Mind is your sixth sense (the other five being those of touch, sound, sight, taste and smell) and it is the Mind wallowing in the world-process that is in a state of unabated agitation. In reflecting imprints it is taking shape and quality all the time, rendering concentration on any one topic impossible for you. This problem is universal and plagues all age-groups from High School students preparing for their examinations to adults like you who seek to know the purpose of life.
In order to obtain concentration of Mind one has to release its multi-pointed grips on world-objects in the first instance. This preliminary process of withdrawal of the Mind is known in Patanjali-Yoga as pratyahara. It is an arduous process and may take years of practice in the syllabus of hata-yoga. The withdrawn Mind is next coaxed and coerced to settle on one point at will; and this the second stage is called dharana. The object of concentration could be your favourite deity (ishta-devata) or a mantra. This is done since the Mind has not been habituated to be without a thought and so would not know what to do with itself, if it is deprived of its raison d’etre, its pillar and prop.
After the Mind becomes disciplined in dharana, it is placed on its own source, namely the life-energy. This is the beginning of Meditation or dhyana – not Meditation itself in entirety. You would observe that what has been popularised as Transcendental Meditation (TM) is only dharana and not full-fledged dhyana in the correct sense of the term.

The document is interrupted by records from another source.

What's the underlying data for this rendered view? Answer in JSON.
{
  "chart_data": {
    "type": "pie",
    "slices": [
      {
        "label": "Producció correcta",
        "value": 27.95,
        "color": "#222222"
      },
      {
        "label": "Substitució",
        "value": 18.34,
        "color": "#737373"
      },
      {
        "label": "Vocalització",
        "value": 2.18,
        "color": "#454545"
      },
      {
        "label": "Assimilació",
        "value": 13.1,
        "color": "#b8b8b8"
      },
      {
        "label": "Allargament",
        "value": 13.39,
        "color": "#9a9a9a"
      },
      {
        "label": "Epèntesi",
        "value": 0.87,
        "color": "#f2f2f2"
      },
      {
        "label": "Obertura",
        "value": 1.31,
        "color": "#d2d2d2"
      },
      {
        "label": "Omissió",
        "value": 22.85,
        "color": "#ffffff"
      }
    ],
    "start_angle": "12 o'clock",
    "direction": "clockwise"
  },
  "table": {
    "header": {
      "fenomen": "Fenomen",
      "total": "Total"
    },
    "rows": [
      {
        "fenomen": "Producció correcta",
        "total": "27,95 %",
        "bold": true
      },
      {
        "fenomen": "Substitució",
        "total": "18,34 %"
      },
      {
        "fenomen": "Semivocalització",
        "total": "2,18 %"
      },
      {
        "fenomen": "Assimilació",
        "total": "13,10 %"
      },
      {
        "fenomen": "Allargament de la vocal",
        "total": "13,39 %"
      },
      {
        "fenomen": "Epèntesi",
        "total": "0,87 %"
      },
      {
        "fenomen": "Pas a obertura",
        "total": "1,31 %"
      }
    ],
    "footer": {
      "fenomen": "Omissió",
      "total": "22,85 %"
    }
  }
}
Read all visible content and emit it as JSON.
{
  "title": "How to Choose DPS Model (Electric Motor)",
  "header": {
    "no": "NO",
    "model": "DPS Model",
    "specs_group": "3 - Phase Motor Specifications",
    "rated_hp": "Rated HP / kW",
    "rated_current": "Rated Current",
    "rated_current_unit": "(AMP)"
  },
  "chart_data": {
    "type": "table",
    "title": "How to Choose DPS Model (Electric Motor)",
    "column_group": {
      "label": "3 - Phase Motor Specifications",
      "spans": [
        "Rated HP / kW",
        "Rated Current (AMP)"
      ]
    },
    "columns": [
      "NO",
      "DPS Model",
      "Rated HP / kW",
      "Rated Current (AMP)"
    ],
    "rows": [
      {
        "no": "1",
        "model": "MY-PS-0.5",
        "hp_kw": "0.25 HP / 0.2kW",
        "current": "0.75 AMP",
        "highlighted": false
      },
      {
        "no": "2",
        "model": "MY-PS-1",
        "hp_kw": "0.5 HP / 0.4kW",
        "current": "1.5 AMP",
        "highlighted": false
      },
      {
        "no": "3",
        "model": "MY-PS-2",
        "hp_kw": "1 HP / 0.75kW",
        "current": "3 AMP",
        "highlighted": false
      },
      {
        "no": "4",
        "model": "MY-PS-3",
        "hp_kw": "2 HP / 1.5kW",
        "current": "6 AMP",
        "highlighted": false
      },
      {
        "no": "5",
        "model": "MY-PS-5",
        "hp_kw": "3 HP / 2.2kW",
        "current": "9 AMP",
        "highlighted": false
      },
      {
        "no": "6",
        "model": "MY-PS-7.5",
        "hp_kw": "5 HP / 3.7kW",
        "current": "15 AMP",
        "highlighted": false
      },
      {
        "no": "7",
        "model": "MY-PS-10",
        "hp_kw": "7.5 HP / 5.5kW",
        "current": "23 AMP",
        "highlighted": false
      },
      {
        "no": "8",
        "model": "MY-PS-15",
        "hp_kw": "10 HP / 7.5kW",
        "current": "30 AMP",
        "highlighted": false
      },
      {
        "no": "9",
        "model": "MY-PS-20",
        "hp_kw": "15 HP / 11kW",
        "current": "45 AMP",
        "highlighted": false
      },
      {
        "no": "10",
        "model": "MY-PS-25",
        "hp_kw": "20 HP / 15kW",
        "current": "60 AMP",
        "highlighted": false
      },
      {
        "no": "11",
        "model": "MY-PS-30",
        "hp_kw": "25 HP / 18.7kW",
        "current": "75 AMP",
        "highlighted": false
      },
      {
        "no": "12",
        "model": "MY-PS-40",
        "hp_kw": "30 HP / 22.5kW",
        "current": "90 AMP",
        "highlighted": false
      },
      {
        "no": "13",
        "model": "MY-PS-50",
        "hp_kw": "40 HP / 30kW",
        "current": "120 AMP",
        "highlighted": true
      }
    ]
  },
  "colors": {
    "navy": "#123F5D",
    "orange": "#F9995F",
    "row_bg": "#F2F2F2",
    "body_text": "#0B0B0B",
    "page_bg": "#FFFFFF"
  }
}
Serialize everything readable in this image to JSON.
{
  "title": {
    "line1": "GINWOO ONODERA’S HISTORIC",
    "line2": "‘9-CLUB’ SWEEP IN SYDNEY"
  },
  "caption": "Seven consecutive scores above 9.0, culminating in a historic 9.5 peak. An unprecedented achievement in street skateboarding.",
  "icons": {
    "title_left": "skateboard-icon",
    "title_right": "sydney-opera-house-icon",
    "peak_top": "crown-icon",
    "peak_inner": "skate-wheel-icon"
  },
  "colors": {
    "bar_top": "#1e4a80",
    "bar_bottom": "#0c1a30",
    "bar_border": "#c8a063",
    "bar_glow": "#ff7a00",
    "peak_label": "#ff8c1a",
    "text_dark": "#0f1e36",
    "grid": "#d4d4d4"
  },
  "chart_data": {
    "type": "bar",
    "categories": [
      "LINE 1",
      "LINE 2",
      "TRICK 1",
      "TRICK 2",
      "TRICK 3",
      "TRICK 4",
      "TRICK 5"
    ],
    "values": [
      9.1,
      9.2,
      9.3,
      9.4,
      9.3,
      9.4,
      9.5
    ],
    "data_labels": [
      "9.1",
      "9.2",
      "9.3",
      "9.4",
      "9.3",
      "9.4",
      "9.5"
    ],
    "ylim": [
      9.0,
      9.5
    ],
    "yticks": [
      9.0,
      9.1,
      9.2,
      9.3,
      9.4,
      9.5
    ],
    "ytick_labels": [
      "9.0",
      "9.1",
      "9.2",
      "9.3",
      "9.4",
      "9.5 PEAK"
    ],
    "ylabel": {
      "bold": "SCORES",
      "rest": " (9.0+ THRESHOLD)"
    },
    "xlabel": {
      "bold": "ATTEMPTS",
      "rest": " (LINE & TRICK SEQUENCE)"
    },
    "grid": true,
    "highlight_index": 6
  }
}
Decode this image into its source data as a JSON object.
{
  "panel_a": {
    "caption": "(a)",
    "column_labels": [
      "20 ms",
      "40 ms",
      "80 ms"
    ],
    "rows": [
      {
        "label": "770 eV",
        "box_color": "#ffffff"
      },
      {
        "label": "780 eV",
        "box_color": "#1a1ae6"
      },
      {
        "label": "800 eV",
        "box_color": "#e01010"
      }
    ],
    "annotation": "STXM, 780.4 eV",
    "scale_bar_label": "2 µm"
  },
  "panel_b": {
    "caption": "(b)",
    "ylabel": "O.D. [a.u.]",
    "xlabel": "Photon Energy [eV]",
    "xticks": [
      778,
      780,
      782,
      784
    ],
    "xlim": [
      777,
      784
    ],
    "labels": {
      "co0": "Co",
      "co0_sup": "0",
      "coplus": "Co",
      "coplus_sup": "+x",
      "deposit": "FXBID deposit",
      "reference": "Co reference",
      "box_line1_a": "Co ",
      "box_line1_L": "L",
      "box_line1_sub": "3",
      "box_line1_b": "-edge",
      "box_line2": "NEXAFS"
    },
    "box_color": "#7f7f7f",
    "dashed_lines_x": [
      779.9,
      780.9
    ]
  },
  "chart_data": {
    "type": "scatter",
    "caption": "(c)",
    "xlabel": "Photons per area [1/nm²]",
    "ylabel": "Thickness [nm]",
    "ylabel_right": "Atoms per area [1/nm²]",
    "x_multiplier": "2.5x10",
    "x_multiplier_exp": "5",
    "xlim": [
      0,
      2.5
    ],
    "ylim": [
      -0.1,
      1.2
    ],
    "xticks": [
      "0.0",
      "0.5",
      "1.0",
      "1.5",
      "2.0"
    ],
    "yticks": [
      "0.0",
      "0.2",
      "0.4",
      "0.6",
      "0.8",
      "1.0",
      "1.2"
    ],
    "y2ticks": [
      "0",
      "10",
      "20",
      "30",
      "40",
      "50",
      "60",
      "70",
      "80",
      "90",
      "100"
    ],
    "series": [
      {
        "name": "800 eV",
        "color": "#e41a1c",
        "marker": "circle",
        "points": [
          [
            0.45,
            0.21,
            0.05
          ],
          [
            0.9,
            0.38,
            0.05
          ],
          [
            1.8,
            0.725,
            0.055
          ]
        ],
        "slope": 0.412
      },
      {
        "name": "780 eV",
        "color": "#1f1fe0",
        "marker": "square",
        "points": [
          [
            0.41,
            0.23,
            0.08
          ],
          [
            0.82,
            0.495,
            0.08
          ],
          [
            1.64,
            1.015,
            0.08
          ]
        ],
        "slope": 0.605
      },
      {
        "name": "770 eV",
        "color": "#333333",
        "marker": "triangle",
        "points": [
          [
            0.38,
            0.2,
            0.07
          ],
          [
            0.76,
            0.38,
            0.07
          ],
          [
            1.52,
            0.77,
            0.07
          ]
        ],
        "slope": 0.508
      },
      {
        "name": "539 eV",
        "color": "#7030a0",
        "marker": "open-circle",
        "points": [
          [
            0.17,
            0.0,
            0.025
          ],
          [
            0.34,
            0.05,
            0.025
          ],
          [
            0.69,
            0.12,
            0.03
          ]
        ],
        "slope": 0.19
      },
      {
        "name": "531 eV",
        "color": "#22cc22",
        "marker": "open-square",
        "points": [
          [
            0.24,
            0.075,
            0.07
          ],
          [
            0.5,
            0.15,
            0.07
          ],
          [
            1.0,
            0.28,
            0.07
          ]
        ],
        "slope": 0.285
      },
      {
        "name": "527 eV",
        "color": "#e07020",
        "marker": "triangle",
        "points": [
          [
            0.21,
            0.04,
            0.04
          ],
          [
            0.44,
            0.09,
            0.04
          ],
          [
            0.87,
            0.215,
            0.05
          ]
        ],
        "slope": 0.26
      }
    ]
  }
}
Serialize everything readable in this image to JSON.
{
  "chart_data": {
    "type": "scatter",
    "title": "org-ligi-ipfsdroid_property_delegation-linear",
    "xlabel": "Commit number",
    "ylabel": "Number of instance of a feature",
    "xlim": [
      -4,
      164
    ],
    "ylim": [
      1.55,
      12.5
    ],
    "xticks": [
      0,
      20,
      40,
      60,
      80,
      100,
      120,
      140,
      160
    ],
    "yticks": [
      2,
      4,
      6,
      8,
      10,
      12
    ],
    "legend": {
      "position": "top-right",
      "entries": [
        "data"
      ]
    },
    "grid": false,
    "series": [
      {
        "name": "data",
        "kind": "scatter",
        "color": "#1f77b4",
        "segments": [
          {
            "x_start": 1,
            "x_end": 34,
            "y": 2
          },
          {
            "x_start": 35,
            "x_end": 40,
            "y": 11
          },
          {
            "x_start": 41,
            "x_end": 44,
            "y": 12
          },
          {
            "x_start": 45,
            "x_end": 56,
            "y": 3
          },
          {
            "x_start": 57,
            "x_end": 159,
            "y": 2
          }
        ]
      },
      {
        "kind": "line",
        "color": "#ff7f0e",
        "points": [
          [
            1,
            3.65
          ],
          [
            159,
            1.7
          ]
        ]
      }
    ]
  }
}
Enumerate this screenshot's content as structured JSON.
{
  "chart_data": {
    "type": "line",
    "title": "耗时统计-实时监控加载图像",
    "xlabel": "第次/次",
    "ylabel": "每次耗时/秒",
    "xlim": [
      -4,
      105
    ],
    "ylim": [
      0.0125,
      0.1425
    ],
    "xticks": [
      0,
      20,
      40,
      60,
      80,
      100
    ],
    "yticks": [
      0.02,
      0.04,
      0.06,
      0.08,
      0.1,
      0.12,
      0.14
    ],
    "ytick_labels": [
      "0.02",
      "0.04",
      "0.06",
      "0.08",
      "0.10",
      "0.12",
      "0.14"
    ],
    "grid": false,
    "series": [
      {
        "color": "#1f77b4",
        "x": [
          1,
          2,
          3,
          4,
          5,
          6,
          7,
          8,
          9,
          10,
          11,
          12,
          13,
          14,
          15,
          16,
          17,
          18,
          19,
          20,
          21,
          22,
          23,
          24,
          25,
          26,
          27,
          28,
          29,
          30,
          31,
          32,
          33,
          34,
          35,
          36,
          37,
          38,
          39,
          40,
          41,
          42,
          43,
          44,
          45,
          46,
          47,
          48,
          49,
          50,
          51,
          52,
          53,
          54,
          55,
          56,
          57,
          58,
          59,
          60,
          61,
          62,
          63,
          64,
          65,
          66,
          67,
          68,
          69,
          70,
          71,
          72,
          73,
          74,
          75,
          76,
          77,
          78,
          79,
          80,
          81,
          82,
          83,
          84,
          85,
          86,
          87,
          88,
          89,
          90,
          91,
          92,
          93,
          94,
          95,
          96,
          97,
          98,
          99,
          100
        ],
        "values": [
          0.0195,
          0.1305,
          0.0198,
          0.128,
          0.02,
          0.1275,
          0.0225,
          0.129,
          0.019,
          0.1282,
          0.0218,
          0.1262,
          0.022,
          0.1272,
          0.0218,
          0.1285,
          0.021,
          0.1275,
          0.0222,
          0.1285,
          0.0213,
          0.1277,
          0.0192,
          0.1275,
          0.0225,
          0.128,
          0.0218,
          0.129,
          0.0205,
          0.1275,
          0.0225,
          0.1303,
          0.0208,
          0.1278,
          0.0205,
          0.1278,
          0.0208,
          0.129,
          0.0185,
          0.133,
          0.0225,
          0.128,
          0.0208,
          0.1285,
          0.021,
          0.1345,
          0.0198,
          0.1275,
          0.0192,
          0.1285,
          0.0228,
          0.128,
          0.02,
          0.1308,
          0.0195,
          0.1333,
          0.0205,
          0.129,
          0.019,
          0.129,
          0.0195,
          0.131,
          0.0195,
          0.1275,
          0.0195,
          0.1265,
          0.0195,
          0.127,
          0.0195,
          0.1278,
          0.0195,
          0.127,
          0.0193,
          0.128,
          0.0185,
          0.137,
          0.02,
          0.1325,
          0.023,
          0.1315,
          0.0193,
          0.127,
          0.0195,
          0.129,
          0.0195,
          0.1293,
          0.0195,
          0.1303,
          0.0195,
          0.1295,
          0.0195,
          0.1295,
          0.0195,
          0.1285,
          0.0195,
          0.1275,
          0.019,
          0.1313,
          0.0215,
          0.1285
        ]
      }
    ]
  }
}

As I said, the Mind, formless in its native state, takes the shape and quality of what it settles on. In dhyana, the Mind is focussed on the energy-particles constituting life and so becomes subtle, for that is the characteristic of the basic energy-particle akash which is the first of the five physical division (pancha-boothams). The Mind thus rendered extremely subtle is now able to travel up to and experience the Source and Origin of the life-energy itself which is the Absolute beyond Which and other than Which there is naught else. That is, the Mind becomes co-equal (or samam in Tamil) with Adhi or the Beginning. This is the state of Samadhi which has to be an experience and not mere intellection. It is here that Meditation becomes complete.
In the early stages, fleeting Samadhi would come to be experienced, as indicated by a sense of Bliss (Anandham) that is all-too-brief in duration. In due course it could lead to nirvikalpa Samadhi during which consciousness of world objects would not be present. This again is an interim stage.
Through assiduous application the Bliss can be retained with Awareness for 24 hours of the day. This is sahaja-samadhi which does not interfere with the discharge of your worldly duties and responsibilities. Unfailing Virtue will inform all your activities here.
In my method I am guiding you to an intellectual understanding of this culminating state of Consciousness in the first instance, and then persuading you to apply plus-and-minus corrections to your mode of living so that it may be brought into consonance with the purpose of life which is Liberation sans phrase. You can practise my method without fanfare and unobtrusively wherever you happen to be – whether at home or place of work. Progress will be steady and sure, as sincere and diligent practitioners have discovered for themselves.